Sollte jedoch das Schuldenfeuer endgültig gelöscht sein und wirtschaftliches Wachstum wieder in Gang kommen, könnte sich die politische Debatte sehr schnell wieder auf die Frage konzentrieren, wohin wir uns eigentlich bewegen. Dabei wird auch die Frage nach dem zukünftigen Kurs der europäischen Integration eine Rolle spielen. In den 90er- Jahren hatte die Vision eines „gemeinsamen Hauses für alle Europäer“ die politisch Verantwortlichen in Europa motiviert und angespornt.

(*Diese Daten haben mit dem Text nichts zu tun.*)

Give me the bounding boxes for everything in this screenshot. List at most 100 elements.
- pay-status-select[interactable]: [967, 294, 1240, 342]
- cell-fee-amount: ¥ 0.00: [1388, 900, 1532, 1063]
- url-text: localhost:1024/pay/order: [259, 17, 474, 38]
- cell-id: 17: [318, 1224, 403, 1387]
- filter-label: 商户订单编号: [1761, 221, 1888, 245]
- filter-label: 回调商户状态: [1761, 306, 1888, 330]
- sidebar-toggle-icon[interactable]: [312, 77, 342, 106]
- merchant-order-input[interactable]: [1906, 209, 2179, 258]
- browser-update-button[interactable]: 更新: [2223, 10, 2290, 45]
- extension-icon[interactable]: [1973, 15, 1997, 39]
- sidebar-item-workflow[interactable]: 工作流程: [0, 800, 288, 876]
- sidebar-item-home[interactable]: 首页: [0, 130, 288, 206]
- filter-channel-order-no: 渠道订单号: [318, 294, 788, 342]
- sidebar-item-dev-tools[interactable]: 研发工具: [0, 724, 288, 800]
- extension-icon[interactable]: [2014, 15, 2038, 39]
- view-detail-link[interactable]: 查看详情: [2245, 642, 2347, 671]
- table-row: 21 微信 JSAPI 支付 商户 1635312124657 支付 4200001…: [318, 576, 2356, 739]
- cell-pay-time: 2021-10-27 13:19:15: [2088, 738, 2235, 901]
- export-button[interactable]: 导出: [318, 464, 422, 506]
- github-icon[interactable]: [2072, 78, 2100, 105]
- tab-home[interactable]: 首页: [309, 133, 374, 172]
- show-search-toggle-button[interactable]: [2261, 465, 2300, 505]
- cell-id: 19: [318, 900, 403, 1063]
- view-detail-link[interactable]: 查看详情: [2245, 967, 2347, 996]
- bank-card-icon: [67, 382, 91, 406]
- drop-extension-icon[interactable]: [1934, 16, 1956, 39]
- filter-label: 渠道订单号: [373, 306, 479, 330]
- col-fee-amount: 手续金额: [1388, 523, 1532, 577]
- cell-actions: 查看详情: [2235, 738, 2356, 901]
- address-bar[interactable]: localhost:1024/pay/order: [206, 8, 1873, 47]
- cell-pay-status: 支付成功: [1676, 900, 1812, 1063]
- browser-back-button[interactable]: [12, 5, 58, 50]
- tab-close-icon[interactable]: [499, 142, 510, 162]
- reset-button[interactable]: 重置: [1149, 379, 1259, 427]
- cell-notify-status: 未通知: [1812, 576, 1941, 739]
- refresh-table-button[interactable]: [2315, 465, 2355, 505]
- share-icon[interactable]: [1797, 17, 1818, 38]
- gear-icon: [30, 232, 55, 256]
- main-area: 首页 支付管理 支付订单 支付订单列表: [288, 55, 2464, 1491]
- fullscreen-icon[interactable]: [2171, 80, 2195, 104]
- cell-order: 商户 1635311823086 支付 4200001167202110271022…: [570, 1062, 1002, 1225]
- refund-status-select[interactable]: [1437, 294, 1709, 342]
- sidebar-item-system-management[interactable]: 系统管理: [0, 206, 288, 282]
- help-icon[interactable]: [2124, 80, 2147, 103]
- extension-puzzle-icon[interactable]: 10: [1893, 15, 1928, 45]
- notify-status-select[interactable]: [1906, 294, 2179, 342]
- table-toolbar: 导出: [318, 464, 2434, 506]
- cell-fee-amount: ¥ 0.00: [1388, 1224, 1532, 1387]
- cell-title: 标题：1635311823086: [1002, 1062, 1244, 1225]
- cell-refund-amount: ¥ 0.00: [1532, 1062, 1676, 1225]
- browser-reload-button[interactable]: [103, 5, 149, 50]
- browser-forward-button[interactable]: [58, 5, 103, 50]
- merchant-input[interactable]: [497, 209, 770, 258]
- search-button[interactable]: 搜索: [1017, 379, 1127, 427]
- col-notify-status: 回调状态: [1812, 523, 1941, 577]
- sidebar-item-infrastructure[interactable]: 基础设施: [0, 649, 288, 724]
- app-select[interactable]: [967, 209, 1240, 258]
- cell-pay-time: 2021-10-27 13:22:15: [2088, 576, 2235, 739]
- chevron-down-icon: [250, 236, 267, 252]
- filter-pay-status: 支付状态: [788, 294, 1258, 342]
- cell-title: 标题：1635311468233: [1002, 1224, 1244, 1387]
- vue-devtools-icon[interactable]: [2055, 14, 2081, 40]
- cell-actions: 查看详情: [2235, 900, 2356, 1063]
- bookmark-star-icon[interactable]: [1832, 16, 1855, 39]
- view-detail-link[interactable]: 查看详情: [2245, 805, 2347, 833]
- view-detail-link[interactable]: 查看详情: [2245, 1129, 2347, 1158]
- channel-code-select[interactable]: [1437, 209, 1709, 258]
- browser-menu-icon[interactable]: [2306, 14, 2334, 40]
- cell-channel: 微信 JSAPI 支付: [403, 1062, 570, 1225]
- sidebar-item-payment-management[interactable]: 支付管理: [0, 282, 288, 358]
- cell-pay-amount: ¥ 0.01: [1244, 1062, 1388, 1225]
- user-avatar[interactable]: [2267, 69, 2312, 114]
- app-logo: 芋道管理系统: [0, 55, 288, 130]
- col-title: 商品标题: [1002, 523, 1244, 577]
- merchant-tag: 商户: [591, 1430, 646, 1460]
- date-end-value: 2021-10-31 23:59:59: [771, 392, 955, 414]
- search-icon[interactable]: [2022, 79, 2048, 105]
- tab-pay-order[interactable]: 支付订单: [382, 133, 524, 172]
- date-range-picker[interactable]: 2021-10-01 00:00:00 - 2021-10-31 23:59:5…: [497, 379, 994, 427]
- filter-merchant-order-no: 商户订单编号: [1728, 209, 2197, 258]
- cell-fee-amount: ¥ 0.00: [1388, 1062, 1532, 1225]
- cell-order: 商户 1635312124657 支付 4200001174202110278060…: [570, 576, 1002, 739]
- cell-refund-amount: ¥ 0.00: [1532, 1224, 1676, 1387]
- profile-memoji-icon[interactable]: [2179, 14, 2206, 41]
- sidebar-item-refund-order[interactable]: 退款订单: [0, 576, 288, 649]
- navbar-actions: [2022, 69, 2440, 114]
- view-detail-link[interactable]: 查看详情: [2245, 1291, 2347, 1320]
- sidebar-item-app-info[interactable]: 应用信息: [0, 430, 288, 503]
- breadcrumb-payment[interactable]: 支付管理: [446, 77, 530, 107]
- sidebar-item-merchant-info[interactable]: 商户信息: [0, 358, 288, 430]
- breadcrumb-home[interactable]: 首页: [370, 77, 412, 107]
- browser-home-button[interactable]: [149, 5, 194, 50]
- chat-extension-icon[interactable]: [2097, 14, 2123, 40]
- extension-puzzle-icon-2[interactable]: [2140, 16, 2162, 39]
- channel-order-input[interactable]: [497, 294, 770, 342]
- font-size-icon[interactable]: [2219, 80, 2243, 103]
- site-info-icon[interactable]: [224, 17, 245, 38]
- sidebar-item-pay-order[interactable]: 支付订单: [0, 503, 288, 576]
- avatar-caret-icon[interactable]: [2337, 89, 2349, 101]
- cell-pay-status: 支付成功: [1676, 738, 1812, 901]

Die Europäische Union hatte sorgfältig darauf geachtet, nicht in die Falle zu gehen und sich zu einer separaten „Festung“ zu entwickeln. Die Staaten, die nach dem Zusammenbruch der Sowjetunion und Russlands ihre Souveränität wiedergewonnen hatten, strebten ihrerseits danach, die Teilung zu überwinden, indem sie die Prinzipien der Menschenrechte, der Demokratie und der Rechtsstaatlichkeit übernahmen.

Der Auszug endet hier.